Tuesday, October 6, 2009

Restless

My mind is fumbling around thoughts and idea and failure. Failure...I don't fail, do I?

Let me start from the beginning...in July, I was looking forward to registering for the Aramco Half Marathon, I have yet to convince myself that I can complete the full marathon. Less than 24 hours after registration opened, I visited to the website, and to my surprise, the race was FULL. I was devastated. The only spots available required a minimum of $350 donation. Money I did not have.

I resigned myself to the idea that I would not run this year. Today, for some divine reason, I opened an email from the Chevron Houston Marathon and read the announcement, "There are still available spots." I continued to read and saw the catch...more money than I had was involved. A donation or fundraising was needed to be able to gain one of these spots.

At that moment, I remembered a sermon from Pastor Mark from two weeks ago. He was talking about changing your story. He read an excerpt about a man who promised $25,000 to build a place for children. This man did not have the money, but he needed something more. He needed to give back. He needed to trust in God. I thought it wouldn't hurt to look into it.

While scanning the marathon email, an organization popped out at me, Young Texans Against Cancer: www.ytac.org. I never knew anyone with cancer until Laura Shook announced that she had been diagnosed with cancer. Laura is our pastor's wife. She is beautiful and vivacious, and her smile beams across the room. I have never had the courage to say hi although she appears to be highly approachable. Laura has a blog, and I read it religiously. I follow her and cry with her and laugh with her. I feel like I know her. I am so inspired by her courage and unfaltering devotion to God and His purpose. I thought of Laura when I called Tom at YTAC and left a message inquiring about the open spot.

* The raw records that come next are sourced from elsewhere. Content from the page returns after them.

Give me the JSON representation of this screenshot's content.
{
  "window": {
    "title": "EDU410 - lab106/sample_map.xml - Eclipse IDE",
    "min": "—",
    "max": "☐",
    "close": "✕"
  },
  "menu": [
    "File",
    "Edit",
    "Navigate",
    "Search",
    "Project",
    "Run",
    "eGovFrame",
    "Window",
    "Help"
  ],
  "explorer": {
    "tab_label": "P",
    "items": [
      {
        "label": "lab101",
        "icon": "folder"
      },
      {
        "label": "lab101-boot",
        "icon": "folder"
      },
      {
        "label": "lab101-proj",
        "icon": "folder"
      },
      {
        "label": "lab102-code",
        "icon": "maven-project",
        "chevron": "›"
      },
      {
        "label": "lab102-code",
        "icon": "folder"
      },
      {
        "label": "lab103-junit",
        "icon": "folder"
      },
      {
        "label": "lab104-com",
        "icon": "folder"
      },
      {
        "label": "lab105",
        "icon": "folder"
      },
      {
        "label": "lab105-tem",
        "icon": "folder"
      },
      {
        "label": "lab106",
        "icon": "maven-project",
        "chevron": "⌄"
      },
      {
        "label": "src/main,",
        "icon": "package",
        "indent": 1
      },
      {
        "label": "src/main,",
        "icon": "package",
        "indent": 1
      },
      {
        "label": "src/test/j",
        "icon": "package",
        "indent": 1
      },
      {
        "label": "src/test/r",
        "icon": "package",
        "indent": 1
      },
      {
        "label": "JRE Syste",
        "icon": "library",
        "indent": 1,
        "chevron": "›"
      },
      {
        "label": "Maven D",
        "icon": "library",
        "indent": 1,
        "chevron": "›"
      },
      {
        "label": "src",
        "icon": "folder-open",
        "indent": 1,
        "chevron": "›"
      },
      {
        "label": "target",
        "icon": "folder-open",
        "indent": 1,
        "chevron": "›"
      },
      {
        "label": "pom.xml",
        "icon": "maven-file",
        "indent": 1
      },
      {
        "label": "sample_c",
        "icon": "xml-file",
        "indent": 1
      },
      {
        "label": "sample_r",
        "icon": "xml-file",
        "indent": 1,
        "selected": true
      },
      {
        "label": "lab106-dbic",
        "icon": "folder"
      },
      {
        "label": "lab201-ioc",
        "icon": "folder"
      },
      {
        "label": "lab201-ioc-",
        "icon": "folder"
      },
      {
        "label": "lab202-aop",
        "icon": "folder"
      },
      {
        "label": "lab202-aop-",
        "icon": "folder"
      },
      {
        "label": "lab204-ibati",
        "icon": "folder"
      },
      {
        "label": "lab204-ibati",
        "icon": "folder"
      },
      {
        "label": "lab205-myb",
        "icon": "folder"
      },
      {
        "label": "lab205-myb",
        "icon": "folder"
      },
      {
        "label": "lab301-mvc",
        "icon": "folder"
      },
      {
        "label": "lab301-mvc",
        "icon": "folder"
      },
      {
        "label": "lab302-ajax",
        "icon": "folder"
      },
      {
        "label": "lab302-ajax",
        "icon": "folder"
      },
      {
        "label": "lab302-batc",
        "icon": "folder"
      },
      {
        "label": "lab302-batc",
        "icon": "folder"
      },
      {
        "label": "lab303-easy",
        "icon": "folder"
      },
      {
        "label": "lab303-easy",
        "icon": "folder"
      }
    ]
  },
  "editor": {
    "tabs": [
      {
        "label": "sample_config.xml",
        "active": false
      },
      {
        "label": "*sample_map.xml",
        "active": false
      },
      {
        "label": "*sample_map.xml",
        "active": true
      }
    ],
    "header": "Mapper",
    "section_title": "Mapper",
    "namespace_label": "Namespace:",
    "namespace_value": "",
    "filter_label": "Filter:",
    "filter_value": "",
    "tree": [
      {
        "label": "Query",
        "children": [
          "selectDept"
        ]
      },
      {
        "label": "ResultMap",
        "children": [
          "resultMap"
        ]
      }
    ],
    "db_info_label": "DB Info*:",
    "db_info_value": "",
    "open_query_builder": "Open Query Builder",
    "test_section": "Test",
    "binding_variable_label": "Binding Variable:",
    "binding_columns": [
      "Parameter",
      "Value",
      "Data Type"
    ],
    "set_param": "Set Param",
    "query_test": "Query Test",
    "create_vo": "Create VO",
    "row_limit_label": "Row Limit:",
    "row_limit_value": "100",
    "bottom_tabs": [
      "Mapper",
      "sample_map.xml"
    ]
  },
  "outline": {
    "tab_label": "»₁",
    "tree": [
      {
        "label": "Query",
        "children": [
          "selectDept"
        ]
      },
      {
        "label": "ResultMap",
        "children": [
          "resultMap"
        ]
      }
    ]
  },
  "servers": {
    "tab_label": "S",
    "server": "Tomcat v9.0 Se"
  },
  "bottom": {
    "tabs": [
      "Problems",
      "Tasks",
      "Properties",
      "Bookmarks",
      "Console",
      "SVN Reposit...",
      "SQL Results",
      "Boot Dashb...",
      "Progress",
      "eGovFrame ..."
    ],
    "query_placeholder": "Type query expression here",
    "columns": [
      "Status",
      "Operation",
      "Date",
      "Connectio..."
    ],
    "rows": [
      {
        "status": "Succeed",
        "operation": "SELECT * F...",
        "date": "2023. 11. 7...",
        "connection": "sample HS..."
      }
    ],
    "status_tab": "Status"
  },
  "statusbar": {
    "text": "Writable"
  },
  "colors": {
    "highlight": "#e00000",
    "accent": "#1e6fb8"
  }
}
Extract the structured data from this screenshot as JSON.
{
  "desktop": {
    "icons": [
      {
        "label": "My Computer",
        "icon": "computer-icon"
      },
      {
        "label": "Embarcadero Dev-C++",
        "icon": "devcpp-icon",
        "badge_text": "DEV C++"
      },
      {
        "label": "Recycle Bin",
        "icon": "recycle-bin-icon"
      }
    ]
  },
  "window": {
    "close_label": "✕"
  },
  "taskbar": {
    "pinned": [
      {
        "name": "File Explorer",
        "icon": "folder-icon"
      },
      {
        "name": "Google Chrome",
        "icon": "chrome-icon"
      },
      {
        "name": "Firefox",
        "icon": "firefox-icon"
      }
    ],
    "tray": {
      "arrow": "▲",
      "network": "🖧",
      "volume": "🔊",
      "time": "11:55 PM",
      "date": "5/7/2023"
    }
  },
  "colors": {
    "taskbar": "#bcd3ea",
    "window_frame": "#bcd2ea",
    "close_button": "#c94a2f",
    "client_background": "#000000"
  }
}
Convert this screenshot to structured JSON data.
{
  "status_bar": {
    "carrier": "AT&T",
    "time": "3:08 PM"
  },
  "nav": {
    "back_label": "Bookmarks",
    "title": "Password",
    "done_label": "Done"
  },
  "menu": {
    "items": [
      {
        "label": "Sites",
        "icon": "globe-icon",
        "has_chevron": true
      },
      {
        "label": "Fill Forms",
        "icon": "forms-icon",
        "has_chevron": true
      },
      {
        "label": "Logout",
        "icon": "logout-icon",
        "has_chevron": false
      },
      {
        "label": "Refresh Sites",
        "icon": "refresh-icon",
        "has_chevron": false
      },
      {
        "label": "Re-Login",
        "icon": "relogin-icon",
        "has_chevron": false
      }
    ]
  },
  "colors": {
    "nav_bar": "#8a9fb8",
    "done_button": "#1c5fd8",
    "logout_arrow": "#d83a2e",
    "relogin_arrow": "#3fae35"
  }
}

The return phone call from Tom came at 6:15. His voice was full of excitement. He told me a little about YTAC, and then...then came the dollar amount needed for the spot---$1,000. WOW! I was almost speechless. Was he for real? I needed to raise $1000.00? I barely have time to sleep. Oh, and did I mention that whatever part of the ONE THOUSAND dollars was not raised, I would be responsible for, and it would be charged directly to my credit card? (I don't think Dave Ramsey would like this idea one bit!) I continued the conversation, and he let me know he would email the commitment form and some additional information.

As I hung up the phone, I sat in amazement. How was I going to do this? I prayed. What was I suppose to do? Push myself? Believe in myself? Change my story? There was a reason God presented this opportunity, this challenge. I decided I was ready to accept it. What's the worse that could happen, Iwould fall on my face?

I went to school, and I could not stop thinking about the challenge ahead. All I needed to do now was break the news to my boyfriend. I called Victor, gave him all the details, and he said you can do it. (He also suggested a rubber mat for the face-falling.)

So...here we are, Day 1. I will sign the commitment tomorrow and start this journey. I am strengthened by God's belief in me that I am bigger than I know.

Psalms 20:4 "May he give you the desire of your heart and make all of your plans succeed."